The vacant properties are called zombie houses because their ownership is in limbo: mortgage holders have left, but banks haven’t yet taken possession through foreclosure, leaving the properties abandoned and often decaying.

A relic of the Great Recession, zombie houses remain and are even growing in several states, including New York, New Jersey and Massachusetts, which together account for 40 percent of the nation’s vacant foreclosures. Over the past year, the number of zombie houses also has risen in Oklahoma, Michigan and Washington.

State and local officials like Spery are tired of them and are demanding or taking action. They say the public cost of trying to maintain the vacant houses is unacceptable, and say the zombies are driving down the value of neighboring property.

New York Attorney General Eric Schneiderman has proposed requiring banks to take responsibility for maintenance as soon as a house is vacant, so they can’t avoid responsibility by postponing foreclosure. In February Schneiderman announced a $3.2 billion settlement with Morgan Stanley, part of which will help local governments offset the costs of dealing with the properties.

In Memphis, Tennessee, a neighbor can collect a $25 credit toward eventually buying a home each time he cuts the grass at an abandoned property under a “mow to own” program. It’s an approach that’s also been used in St. Louis; Columbus, Ohio; and Rockford, Illinois.

In New Jersey, which has more than 4,000 zombies — the most of any state — lenders by law must notify local governments about properties that become vacant before foreclosure is finished, and must be available to help with repairs and maintenance. The law allows towns to fine lenders up to $2,500 a day if they don’t comply.

As the nation’s housing market has improved, the number of zombie houses declined from 46,715 in 2013 to 19,793 by the start of this year, the real estate information company RealtyTrac estimates. That’s a 58 percent drop.

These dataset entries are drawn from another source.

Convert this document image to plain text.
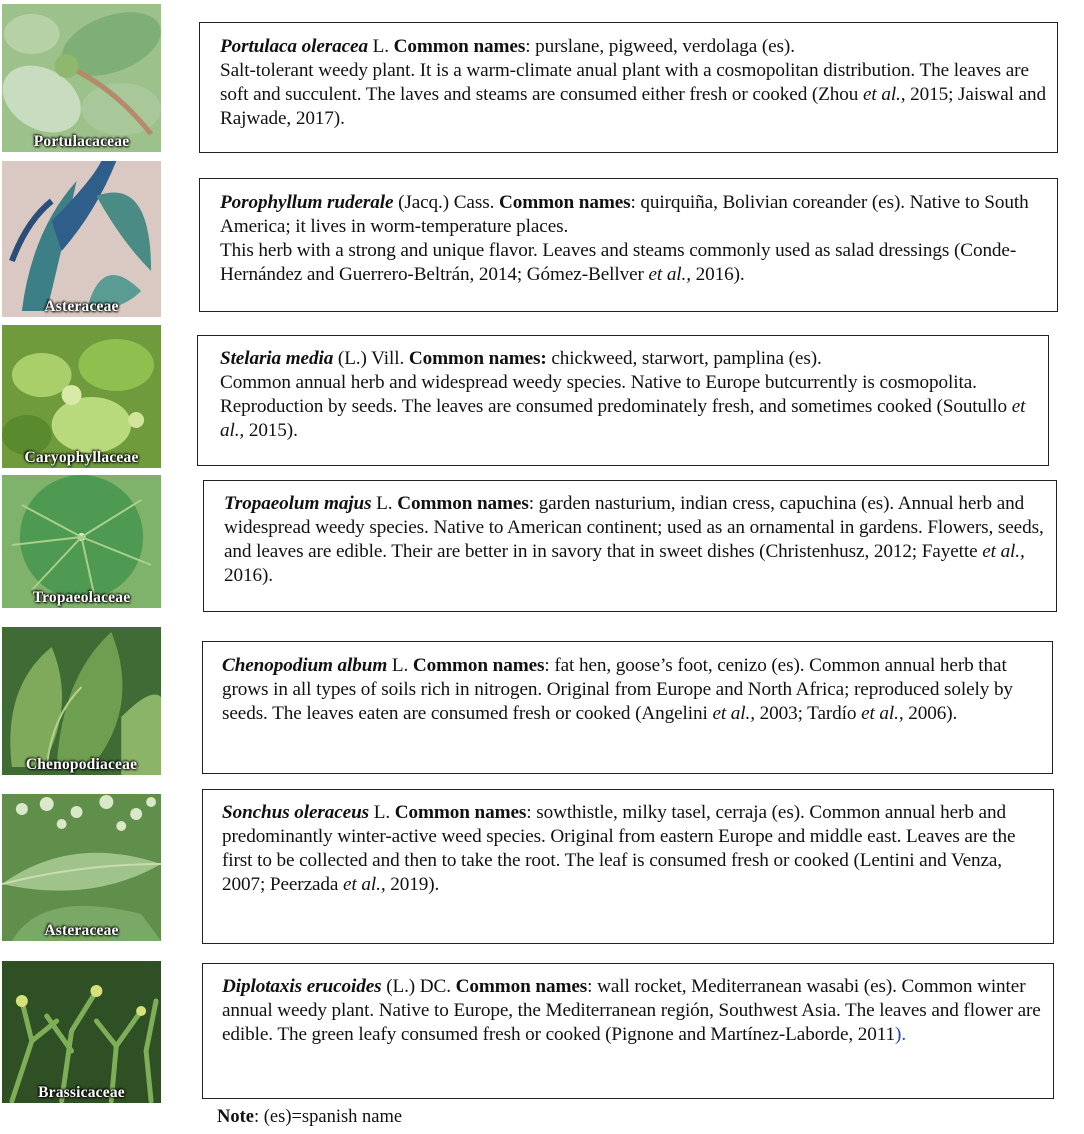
Portulacaceae
Portulaca oleracea L. Common names: purslane, pigweed, verdolaga (es).

Salt-tolerant weedy plant. It is a warm-climate anual plant with a cosmopolitan distribution. The leaves are soft and succulent. The laves and steams are consumed either fresh or cooked (Zhou et al., 2015; Jaiswal and Rajwade, 2017).

Asteraceae
Porophyllum ruderale (Jacq.) Cass. Common names: quirquiña, Bolivian coreander (es). Native to South America; it lives in worm-temperature places.

This herb with a strong and unique flavor. Leaves and steams commonly used as salad dressings (Conde-Hernández and Guerrero-Beltrán, 2014; Gómez-Bellver et al., 2016).

Caryophyllaceae
Stelaria media (L.) Vill. Common names: chickweed, starwort, pamplina (es).

Common annual herb and widespread weedy species. Native to Europe butcurrently is cosmopolita. Reproduction by seeds. The leaves are consumed predominately fresh, and sometimes cooked (Soutullo et al., 2015).

Tropaeolaceae
Tropaeolum majus L. Common names: garden nasturium, indian cress, capuchina (es). Annual herb and widespread weedy species. Native to American continent; used as an ornamental in gardens. Flowers, seeds, and leaves are edible. Their are better in in savory that in sweet dishes (Christenhusz, 2012; Fayette et al., 2016).
Chenopodiaceae
Chenopodium album L. Common names: fat hen, goose’s foot, cenizo (es). Common annual herb that grows in all types of soils rich in nitrogen. Original from Europe and North Africa; reproduced solely by seeds. The leaves eaten are consumed fresh or cooked (Angelini et al., 2003; Tardío et al., 2006).
Asteraceae
Sonchus oleraceus L. Common names: sowthistle, milky tasel, cerraja (es). Common annual herb and predominantly winter-active weed species. Original from eastern Europe and middle east. Leaves are the first to be collected and then to take the root. The leaf is consumed fresh or cooked (Lentini and Venza, 2007; Peerzada et al., 2019).
Brassicaceae
Diplotaxis erucoides (L.) DC. Common names: wall rocket, Mediterranean wasabi (es). Common winter annual weedy plant. Native to Europe, the Mediterranean región, Southwest Asia. The leaves and flower are edible. The green leafy consumed fresh or cooked (Pignone and Martínez-Laborde, 2011).
Note: (es)=spanish name
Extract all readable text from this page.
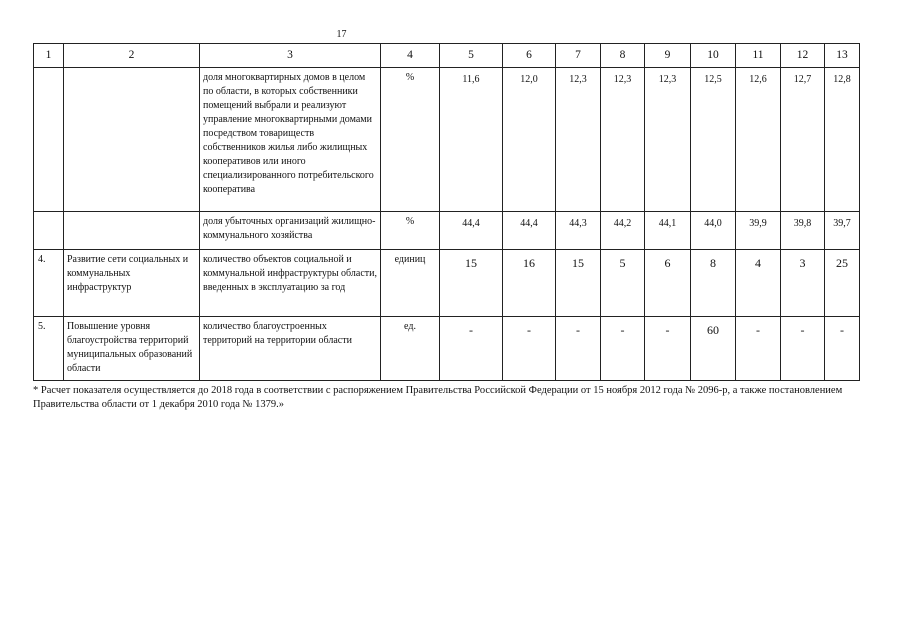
17
1	2	3	4	5	6	7	8	9	10	11	12	13
		доля многоквартирных домов в целом по области, в которых собственники помещений выбрали и реализуют управление многоквартирными домами посредством товариществ собственников жилья либо жилищных кооперативов или иного специализированного потребительского кооператива	%	11,6	12,0	12,3	12,3	12,3	12,5	12,6	12,7	12,8
		доля убыточных организаций жилищно-коммунального хозяйства	%	44,4	44,4	44,3	44,2	44,1	44,0	39,9	39,8	39,7
4.	Развитие сети социальных и коммунальных инфраструктур	количество объектов социальной и коммунальной инфраструктуры области, введенных в эксплуатацию за год	единиц	15	16	15	5	6	8	4	3	25
5.	Повышение уровня благоустройства территорий муниципальных образований области	количество благоустроенных территорий на территории области	ед.	-	-	-	-	-	60	-	-	-
* Расчет показателя осуществляется до 2018 года в соответствии с распоряжением Правительства Российской Федерации от 15 ноября 2012 года № 2096-р, а также постановлением Правительства области от 1 декабря 2010 года № 1379.»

Entering the year, Suffolk County, New York, where Mastic Beach is located, had the highest number of zombies in the country, at 625, followed by Camden, New Jersey, at 596. RealtyTrac bases its estimates on matching houses in foreclosure with vacancies reported by the U.S. Postal Service.

“It’s improving nationally but becoming more concentrated in some areas,” said Julia Gordon, executive vice president at the National Community Stabilization Trust, a nonprofit that works with local governments to free up zombies and other troubled properties for use as affordable housing.

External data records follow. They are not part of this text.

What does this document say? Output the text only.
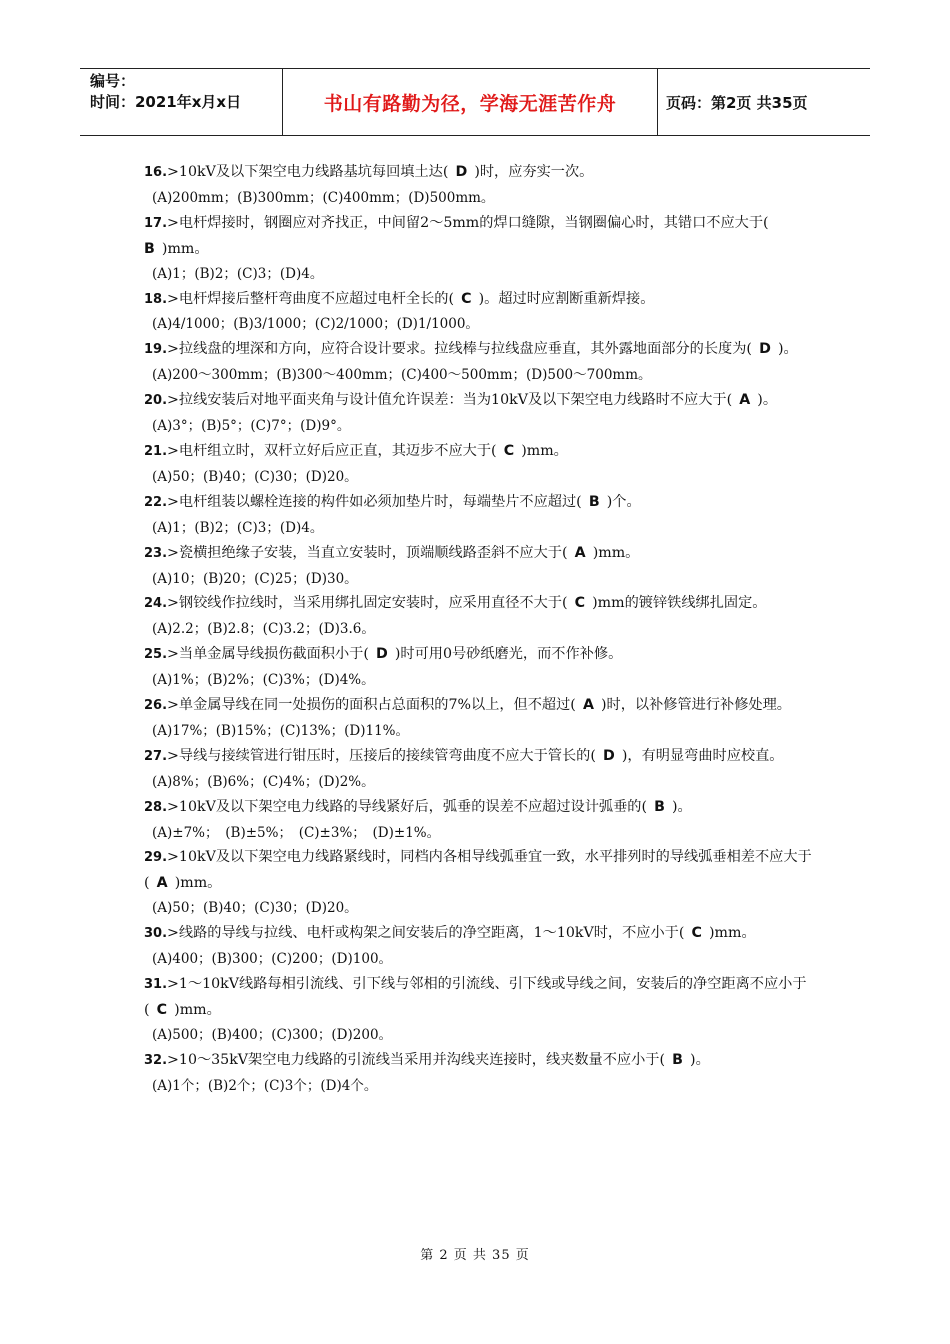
编号：
时间：2021年x月x日	书山有路勤为径，学海无涯苦作舟	页码：第2页 共35页

16.>10kV及以下架空电力线路基坑每回填土达(  D  )时，应夯实一次。

(A)200mm；(B)300mm；(C)400mm；(D)500mm。

17.>电杆焊接时，钢圈应对齐找正，中间留2～5mm的焊口缝隙，当钢圈偏心时，其错口不应大于( B  )mm。

(A)1；(B)2；(C)3；(D)4。

18.>电杆焊接后整杆弯曲度不应超过电杆全长的(  C  )。超过时应割断重新焊接。

(A)4/1000；(B)3/1000；(C)2/1000；(D)1/1000。

19.>拉线盘的埋深和方向，应符合设计要求。拉线棒与拉线盘应垂直，其外露地面部分的长度为(  D  )。

(A)200～300mm；(B)300～400mm；(C)400～500mm；(D)500～700mm。

20.>拉线安装后对地平面夹角与设计值允许误差：当为10kV及以下架空电力线路时不应大于(  A  )。

(A)3°；(B)5°；(C)7°；(D)9°。

21.>电杆组立时，双杆立好后应正直，其迈步不应大于(  C  )mm。

(A)50；(B)40；(C)30；(D)20。

22.>电杆组装以螺栓连接的构件如必须加垫片时，每端垫片不应超过(  B  )个。

(A)1；(B)2；(C)3；(D)4。

23.>瓷横担绝缘子安装，当直立安装时，顶端顺线路歪斜不应大于(  A  )mm。

(A)10；(B)20；(C)25；(D)30。

24.>钢铰线作拉线时，当采用绑扎固定安装时，应采用直径不大于(  C  )mm的镀锌铁线绑扎固定。

(A)2.2；(B)2.8；(C)3.2；(D)3.6。

25.>当单金属导线损伤截面积小于(  D  )时可用0号砂纸磨光，而不作补修。

(A)1%；(B)2%；(C)3%；(D)4%。

26.>单金属导线在同一处损伤的面积占总面积的7%以上，但不超过(  A  )时，以补修管进行补修处理。

(A)17%；(B)15%；(C)13%；(D)11%。

27.>导线与接续管进行钳压时，压接后的接续管弯曲度不应大于管长的(  D  )，有明显弯曲时应校直。

(A)8%；(B)6%；(C)4%；(D)2%。

28.>10kV及以下架空电力线路的导线紧好后，弧垂的误差不应超过设计弧垂的(  B  )。

(A)±7%；　(B)±5%；　(C)±3%；　(D)±1%。

29.>10kV及以下架空电力线路紧线时，同档内各相导线弧垂宜一致，水平排列时的导线弧垂相差不应大于(  A  )mm。

(A)50；(B)40；(C)30；(D)20。

30.>线路的导线与拉线、电杆或构架之间安装后的净空距离，1～10kV时，不应小于(  C  )mm。

(A)400；(B)300；(C)200；(D)100。

31.>1～10kV线路每相引流线、引下线与邻相的引流线、引下线或导线之间，安装后的净空距离不应小于(  C  )mm。

(A)500；(B)400；(C)300；(D)200。

32.>10～35kV架空电力线路的引流线当采用并沟线夹连接时，线夹数量不应小于(  B  )。

(A)1个；(B)2个；(C)3个；(D)4个。

第 2 页 共 35 页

Many advocates for property owners say foreclosure delays often are caused by banks or contracted loan servicers that deliberately back out of proceedings before taking possession to avoid legal responsibility for the property.

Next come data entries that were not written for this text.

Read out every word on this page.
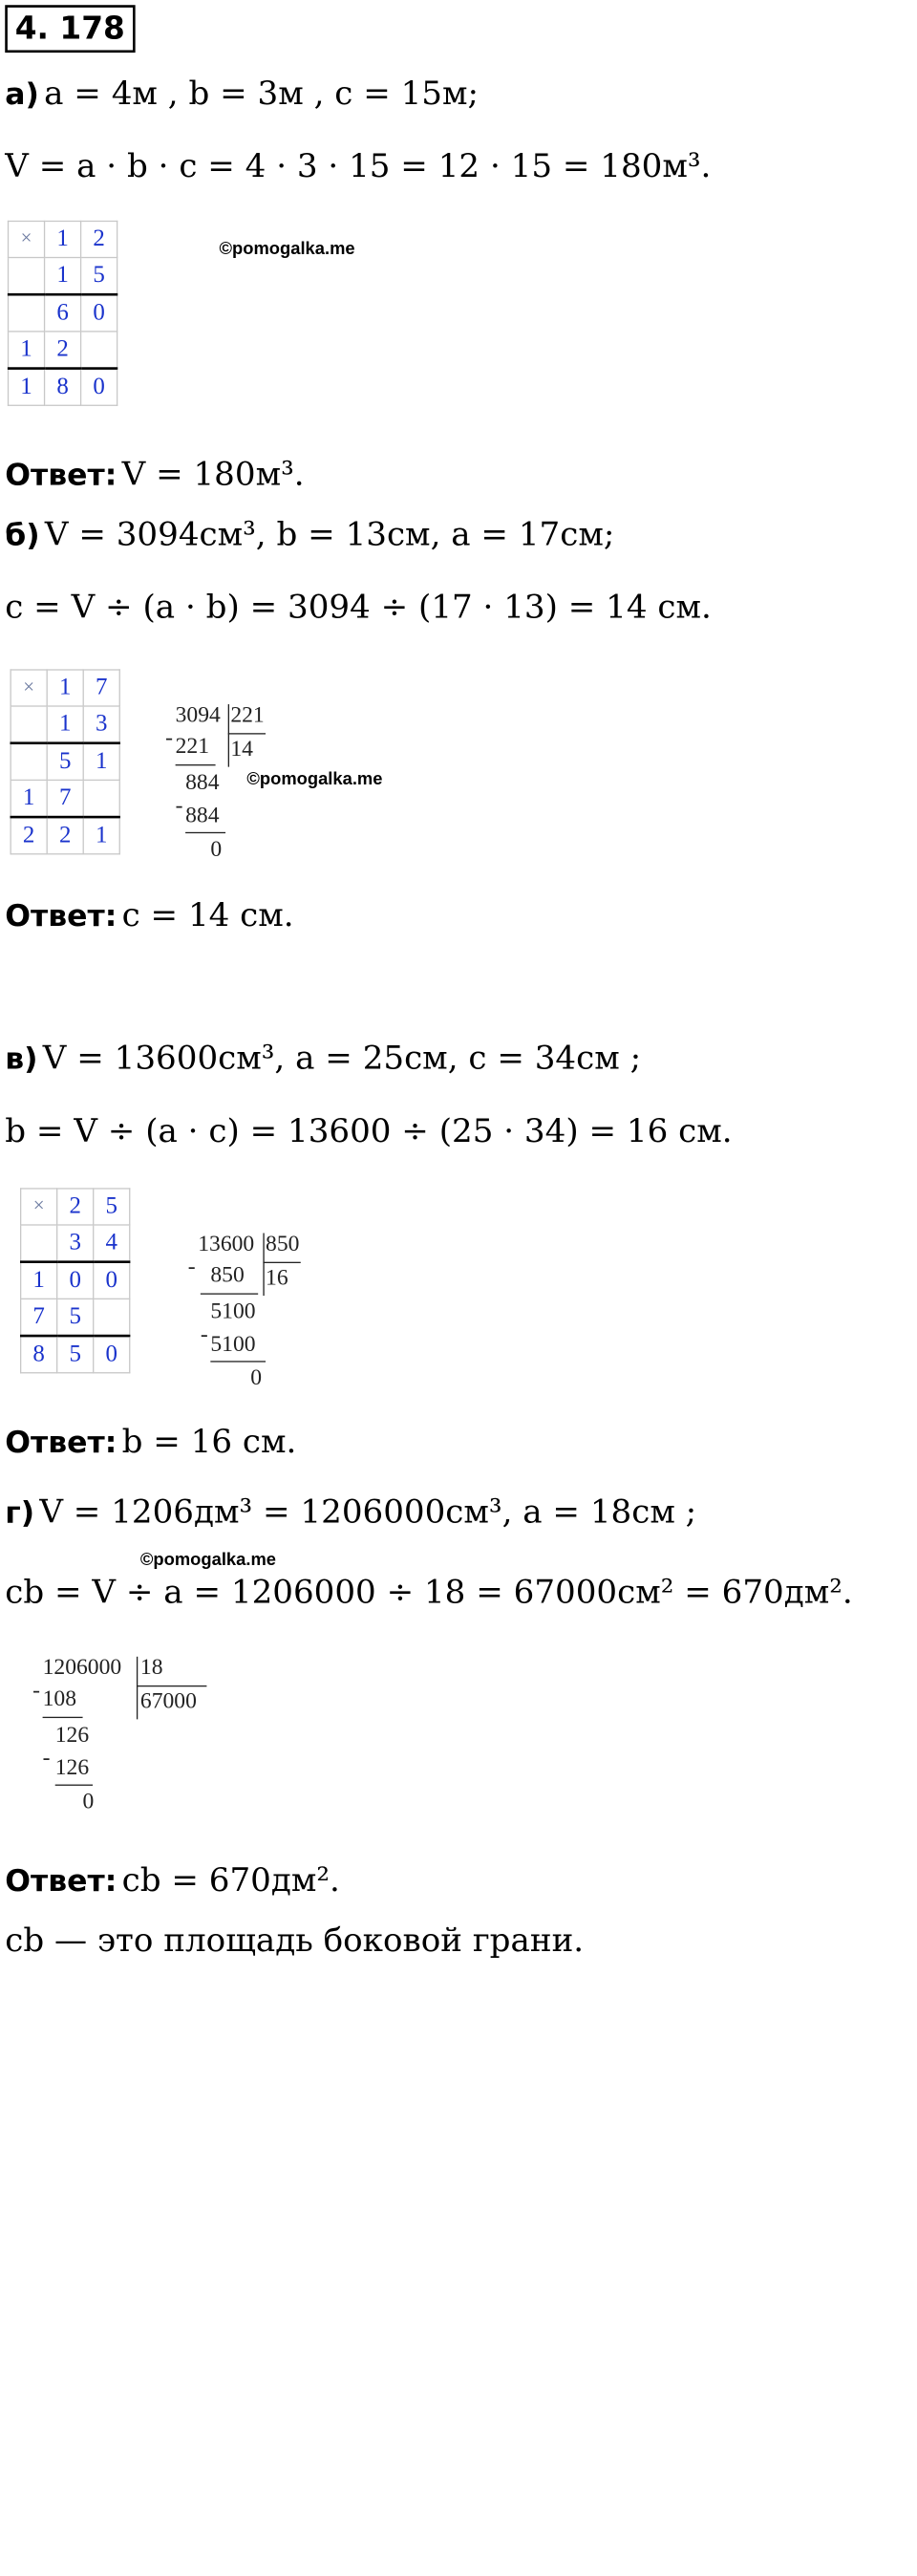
4. 178
а) a = 4м , b = 3м , c = 15м;
V = a · b · c = 4 · 3 · 15 = 12 · 15 = 180м³.
×	1	2
	1	5
	6	0
1	2	
1	8	0
©pomogalka.me
Ответ: V = 180м³.
б) V = 3094см³, b = 13см, a = 17см;
c = V ÷ (a · b) = 3094 ÷ (17 · 13) = 14 см.
×	1	7
	1	3
	5	1
1	7	
2	2	1
3094 221
- 221 14
884
- 884
0
©pomogalka.me
Ответ: c = 14 см.
в) V = 13600см³, a = 25см, c = 34см ;
b = V ÷ (a · c) = 13600 ÷ (25 · 34) = 16 см.
×	2	5
	3	4
1	0	0
7	5	
8	5	0
13600 850
- 850 16
5100
- 5100
0
Ответ: b = 16 см.
г) V = 1206дм³ = 1206000см³, a = 18см ;
©pomogalka.me
cb = V ÷ a = 1206000 ÷ 18 = 67000см² = 670дм².
1206000 18
- 108	67000
126
- 126
0
Ответ: cb = 670дм².
cb — это площадь боковой грани.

The rate of foreclosure rose more quickly during the crisis, and stayed higher afterward, in states with lengthy court-supervised foreclosure procedures, Mortgage Bankers Association surveys of loan performance show.

As of late last year, according to association economist Joel Kan, nearly 3 percent of loans were in the foreclosure process in states with court-supervised foreclosure laws, compared with 1 percent for other states.

Richard Simon of Bank of America said foreclosure delays are common in a state like New York because of the lengthy process. But, he said, it’s never in the bank’s financial interest to step back from foreclosure to avoid responsibility for a property.

“Extended foreclosure and property preservation are quite expensive and only add to the large financial losses already being absorbed in most foreclosures,” Simon said.

But Peter Skillern, director of Reinvestment Partners, a North Carolina nonprofit that advocates for fairer lending in poor communities, said: “Sometimes the reality is that these banks have thousands of these houses and they really don’t know what to do.”

The New York proposal would also establish a hotline for residents to report vacancies, and would require banks to notify homeowners that the law permits them to stay in their homes until ordered to leave by a judge.

The argument is that the presence of the original owner would help prevent decay of the property, while making it easier to establish ownership so a loan could be restructured or the property sold in a short sale.

Homeowners are often shocked to find out that they still own houses they thought were foreclosed, and that they may even be responsible for cleanup bills, said Judith Fox, a facilitator for state foreclosure court in Indiana, who is conducting a study of abandoned housing in South Bend.

Experimental “land banks” that can accept donated houses from banks and repurpose them have sprung up in New York’s Syracuse and Suffolk Counties.

Oklahoma — where zombies have almost doubled in the past year, to 225 — passed a law in 2014 allowing towns to recover costs for maintaining vacant houses through tax liens.

The law also allows the city to charge owners for police and fire calls to abandoned homes, services that cost the city $6.4 million a year, a 2013 study found. Property values were $2.7 billion lower because of the zombies.

One part of the New York law would create a statewide registry, run by the Attorney General’s Office. Fines for failing to register would go to local governments to help pay for responding to complaints about zombie properties. That would be a welcome development, Mastic Beach’s Spery said.